Menurutnya, gambar dalam sebuah cermin
meskipun ada dan kelihatan, bagaimanapun juga hanyalah sebuah ilusi atau
bayangan dari subjek yang bercermin. Dan ketika sang subjek menggunakan ribuan
cermin, maka bayangan sang subjek akan menjadi banyak, padahal dia hanyalah
satu. Dalam cermin jagad raya inilah Tuhan menampakkan eksistensi-Nya.
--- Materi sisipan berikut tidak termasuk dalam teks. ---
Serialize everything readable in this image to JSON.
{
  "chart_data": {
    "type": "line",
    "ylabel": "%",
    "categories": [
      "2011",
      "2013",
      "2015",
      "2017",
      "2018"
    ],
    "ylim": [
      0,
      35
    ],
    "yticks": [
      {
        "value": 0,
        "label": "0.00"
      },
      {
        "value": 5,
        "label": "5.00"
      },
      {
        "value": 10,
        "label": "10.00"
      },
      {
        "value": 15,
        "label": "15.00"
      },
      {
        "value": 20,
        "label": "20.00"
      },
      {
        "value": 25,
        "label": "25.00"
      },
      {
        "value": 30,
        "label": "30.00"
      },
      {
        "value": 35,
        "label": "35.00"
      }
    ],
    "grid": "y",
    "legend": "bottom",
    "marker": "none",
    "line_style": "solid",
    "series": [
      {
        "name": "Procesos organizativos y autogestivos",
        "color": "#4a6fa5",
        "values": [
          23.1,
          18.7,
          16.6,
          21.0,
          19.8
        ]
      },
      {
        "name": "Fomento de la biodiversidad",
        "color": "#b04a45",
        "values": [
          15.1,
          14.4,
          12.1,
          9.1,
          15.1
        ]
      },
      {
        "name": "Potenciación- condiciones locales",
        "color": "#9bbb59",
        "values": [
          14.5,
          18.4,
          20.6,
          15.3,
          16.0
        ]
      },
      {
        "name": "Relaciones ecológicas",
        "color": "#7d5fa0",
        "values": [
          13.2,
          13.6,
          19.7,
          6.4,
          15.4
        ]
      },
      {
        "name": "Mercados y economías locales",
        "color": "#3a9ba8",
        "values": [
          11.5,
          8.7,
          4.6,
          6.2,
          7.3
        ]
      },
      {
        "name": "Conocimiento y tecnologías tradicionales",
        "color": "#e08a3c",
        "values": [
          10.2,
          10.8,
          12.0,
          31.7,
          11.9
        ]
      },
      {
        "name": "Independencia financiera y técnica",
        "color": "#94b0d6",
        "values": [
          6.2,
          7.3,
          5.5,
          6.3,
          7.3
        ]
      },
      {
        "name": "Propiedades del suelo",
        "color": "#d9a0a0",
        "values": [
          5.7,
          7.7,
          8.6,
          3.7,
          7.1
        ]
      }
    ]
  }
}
Maka ke manapun kamu menghadap di
situlah wajah Allah
– Qs. 2 al-Baqarah : 115
Oleh karena itu, untuk melihat diri
Tuhan, kita harus pandai membaca alam semesta, kita harus pintar mengenal diri
dan lingkungan kita.
Sesungguhnya dalam penciptaan langit
langit dan bumi, dan silih bergantinya malam dan siang terdapat tanda-tanda
bagi orang-orang yang berakal - Qs. 3 ali Imran : 190
Sesungguhnya dalam penciptaan langit
dan bumi silih bergantinya malam dan siang bahtera yang berlayar di laut
membawa apa yang berguna bagi manusia dan apa yang Allah turunkan dari atmosfir
berupa air lalu dengan air itu Dia hidupkan bumi sesudah matinya dan Dia
sebarkan di bumi itu segala jenis hewan, dan pengisaran angin dan awan yang
diedarkan antara atmosfir dan bumi; sungguh menjadi tanda-tanda bagi kaum yang
memikirkan. - Qs. 2 al-Baqarah : 164
TUHAN, yang menciptakan langit dan
membentangkannya, yang menghamparkan bumi dengan segala yang tumbuh di atasnya,
yang memberikan nafas kepada umat manusia yang mendudukinya dan nyawa kepada
mereka yang hidup di atasnya - Perjanjian Lama, Yesaya 42 : 5
Karena itu juga maka adalah suatu
pengulangan kebodohan umat dimasa lalu apabila kita yang sudah mengenal ilmu
pengetahuan dan teknologi komputerisasi ini masih mengambil simbol-simbol
tertentu dari alam semesta dan isinya ini sebagai perwujudan dari Tuhan.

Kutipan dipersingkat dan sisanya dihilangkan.